Crowding-Out Effect Revisited
- A potentially more serious problem is the financing (and continual refinancing) of the large public debt, which can transfer a real economic burden to future generations by passing on to them a smaller stock of capital goods
- crowding-out effect: the idea that public borrowing drives up real interest rates, which reduces private investment spending
- the need to continuously finance a large public debt may be more troublesome. At times, that financing requires borrowing large amounts of money when the economy is near or at its full-employment output (not at recession when it’s a smaller problem).
- Because this usually is when private demand is strong, any increase in interest rates caused by the borrowing necessary to refinance the debt may result in a substantial decline in investment spending.
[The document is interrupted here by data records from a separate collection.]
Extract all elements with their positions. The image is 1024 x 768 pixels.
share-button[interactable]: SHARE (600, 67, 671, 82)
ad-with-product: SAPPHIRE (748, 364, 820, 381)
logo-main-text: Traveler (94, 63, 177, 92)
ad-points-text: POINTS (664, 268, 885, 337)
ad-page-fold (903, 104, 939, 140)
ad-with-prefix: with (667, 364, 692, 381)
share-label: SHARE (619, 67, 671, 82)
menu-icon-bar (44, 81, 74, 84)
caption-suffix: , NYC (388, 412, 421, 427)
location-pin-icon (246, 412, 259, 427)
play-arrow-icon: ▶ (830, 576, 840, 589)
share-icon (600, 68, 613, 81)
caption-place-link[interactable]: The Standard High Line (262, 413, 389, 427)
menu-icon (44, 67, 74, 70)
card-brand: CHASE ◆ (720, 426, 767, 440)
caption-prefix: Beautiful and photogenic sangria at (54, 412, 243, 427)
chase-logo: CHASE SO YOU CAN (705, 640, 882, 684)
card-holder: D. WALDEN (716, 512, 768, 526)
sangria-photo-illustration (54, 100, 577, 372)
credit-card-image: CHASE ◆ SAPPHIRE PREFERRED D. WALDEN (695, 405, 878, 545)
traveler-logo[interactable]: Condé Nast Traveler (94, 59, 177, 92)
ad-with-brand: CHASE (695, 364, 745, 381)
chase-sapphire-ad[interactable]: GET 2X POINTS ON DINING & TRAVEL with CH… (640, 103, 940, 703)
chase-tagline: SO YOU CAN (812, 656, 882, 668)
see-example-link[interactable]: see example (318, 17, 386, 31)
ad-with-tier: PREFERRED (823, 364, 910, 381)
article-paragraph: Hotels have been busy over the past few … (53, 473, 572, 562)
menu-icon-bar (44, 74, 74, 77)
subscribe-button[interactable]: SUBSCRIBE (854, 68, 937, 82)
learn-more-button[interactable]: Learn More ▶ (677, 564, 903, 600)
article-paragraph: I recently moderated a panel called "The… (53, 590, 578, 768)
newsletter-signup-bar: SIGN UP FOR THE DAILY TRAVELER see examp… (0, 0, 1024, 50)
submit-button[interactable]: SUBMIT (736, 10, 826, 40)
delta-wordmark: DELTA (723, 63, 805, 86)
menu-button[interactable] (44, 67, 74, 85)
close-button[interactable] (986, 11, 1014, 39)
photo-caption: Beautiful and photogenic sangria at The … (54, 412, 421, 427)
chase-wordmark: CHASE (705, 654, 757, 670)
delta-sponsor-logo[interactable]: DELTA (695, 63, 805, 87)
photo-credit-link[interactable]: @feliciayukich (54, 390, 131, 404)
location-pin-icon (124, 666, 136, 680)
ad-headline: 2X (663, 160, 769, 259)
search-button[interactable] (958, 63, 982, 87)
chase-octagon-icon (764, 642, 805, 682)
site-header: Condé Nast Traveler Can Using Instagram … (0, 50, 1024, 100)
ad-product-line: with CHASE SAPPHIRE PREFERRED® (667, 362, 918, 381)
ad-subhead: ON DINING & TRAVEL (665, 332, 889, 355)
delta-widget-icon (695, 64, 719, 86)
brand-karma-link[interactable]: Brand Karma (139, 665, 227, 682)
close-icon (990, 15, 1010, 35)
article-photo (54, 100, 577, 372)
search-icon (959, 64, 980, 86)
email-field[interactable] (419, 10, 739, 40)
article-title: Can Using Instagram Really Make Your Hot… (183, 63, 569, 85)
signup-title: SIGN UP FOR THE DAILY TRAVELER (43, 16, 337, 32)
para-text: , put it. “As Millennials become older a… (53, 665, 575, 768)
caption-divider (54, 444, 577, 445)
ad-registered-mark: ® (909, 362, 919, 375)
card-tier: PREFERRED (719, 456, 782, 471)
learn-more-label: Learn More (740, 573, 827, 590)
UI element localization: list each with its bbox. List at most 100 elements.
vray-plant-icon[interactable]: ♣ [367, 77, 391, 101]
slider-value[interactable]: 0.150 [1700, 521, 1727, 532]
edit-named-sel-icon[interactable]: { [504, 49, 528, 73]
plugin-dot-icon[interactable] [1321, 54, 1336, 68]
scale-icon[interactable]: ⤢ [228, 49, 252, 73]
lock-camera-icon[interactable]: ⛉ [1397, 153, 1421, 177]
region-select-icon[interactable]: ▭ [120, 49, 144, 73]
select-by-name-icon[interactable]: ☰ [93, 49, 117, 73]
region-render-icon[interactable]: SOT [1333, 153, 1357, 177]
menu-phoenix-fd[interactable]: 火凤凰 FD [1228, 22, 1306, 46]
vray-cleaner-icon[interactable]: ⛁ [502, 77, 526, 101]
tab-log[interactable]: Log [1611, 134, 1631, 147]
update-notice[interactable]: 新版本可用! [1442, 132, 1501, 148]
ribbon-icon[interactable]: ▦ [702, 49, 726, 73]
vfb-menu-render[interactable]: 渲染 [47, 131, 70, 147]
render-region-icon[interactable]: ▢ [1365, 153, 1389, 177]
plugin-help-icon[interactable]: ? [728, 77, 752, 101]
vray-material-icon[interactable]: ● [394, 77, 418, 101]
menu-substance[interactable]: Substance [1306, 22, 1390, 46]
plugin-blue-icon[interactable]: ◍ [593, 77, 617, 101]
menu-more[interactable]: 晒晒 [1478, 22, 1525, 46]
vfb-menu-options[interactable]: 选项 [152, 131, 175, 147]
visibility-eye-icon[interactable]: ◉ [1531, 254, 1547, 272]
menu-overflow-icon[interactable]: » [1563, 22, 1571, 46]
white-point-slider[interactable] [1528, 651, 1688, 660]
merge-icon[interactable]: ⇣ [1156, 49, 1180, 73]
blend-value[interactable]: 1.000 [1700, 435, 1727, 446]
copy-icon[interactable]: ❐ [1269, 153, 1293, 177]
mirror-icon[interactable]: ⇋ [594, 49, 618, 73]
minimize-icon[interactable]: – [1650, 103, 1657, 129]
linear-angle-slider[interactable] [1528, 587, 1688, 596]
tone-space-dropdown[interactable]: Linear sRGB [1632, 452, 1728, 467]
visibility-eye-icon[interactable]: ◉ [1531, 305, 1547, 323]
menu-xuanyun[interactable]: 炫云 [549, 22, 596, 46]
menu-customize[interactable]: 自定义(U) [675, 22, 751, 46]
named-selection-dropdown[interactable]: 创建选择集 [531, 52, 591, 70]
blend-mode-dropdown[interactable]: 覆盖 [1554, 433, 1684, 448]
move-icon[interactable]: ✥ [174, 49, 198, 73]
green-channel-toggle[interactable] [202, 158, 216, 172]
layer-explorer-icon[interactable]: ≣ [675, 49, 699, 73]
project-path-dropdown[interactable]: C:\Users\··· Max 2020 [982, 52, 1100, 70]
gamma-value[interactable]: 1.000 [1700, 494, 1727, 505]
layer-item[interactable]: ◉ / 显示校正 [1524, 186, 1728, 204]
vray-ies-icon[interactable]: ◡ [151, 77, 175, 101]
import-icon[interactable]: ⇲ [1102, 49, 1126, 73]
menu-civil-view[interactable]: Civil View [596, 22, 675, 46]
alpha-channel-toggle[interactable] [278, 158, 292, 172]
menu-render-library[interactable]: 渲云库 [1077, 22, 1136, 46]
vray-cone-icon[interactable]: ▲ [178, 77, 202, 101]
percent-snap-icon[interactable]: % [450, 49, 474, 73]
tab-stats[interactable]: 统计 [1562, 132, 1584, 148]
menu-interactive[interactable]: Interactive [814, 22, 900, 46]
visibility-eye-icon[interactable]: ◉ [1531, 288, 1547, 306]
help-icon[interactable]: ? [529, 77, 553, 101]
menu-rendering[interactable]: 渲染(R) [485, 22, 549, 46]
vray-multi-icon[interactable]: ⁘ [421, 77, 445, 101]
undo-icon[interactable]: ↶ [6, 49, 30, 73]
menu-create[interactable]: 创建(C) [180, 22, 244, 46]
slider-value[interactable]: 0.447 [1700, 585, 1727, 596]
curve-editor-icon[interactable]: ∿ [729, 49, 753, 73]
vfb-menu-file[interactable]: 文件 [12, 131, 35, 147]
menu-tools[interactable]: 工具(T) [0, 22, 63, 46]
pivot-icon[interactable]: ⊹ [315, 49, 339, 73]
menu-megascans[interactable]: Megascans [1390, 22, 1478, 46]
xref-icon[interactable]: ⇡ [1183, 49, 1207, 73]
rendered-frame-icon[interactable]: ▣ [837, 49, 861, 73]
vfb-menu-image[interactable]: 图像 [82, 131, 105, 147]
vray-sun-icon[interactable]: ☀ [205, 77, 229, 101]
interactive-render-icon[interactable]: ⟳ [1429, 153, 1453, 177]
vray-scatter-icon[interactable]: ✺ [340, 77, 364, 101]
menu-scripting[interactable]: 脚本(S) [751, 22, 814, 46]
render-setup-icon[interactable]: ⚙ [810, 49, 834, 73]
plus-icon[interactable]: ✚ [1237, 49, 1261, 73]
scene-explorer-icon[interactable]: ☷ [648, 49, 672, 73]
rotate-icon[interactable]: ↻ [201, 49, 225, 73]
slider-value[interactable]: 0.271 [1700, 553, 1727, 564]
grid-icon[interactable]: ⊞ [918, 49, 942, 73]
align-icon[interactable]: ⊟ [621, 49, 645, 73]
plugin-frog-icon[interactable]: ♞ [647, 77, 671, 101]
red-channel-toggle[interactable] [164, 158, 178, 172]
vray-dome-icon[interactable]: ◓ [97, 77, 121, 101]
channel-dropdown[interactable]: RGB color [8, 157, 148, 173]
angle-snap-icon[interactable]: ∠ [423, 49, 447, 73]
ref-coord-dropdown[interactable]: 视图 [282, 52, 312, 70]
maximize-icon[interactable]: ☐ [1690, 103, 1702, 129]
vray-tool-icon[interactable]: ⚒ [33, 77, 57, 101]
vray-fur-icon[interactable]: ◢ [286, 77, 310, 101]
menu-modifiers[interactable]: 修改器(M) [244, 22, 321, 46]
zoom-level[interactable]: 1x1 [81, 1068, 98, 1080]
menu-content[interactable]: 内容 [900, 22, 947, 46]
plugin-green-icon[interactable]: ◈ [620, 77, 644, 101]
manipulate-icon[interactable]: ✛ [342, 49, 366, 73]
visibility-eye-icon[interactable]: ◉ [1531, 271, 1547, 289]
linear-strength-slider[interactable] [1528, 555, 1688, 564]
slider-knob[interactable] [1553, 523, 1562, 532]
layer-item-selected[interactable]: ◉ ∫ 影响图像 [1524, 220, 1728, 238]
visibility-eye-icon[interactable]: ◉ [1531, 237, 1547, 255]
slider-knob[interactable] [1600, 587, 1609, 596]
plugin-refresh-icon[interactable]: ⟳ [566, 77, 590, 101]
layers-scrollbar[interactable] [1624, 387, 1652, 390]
- If the amount of current investment crowded out is extensive, future generations will inherit an economy with a smaller production capacity and, other things equal, a lower standard of living.
A Graphical Look at Crowding Out
- Let’s first consider curve ID1
- Suppose that government borrowing increases the real interest rate from 6 percent to 10 percent. Investment spending will then fall from $25 billion to $15 billion, as shown by the economy’s move from a to b.
- the financing of the debt will compete with the financing of private investment projects and crowd out $10 billion of private investment.
- the stock of private capital handed down to future generations will be $10 billion less than it would have been without the need to finance the public debt.
Public Investments and Public-Private Complementarities
two factors could partly or fully offset the net economic burden shifted to future generations
\
- Part of the government spending enabled by the public debt is for public investment outlays and “human capital”
- Like private expenditures on machinery and equipment, those public investments increase the economy’s future production capacity
- That greater stock of public capital may offset the diminished stock of private capital resulting from the crowding-out effect, leaving overall production capacity unimpaired.
\
- public-private complementarities: Some public and private investments are complementary
- the public investment financed through debt could spur some private-sector investment by increasing its expected rate of return.
- For example, a federal building in a city may encourage private investment in the form of nearby office buildings, shops, and restaurants.
- Through its complementary effect, the spending on public capital may shift the private investment demand curve to the right, as from ID1 to ID2
- In the case shown as the move from a to c in Figure 27.8 , investment remains at $25 billion even though interest rate increases from 6 to 10 %
an increase in investment demand may counter the decline in investment that would otherwise result from the higher interest rate.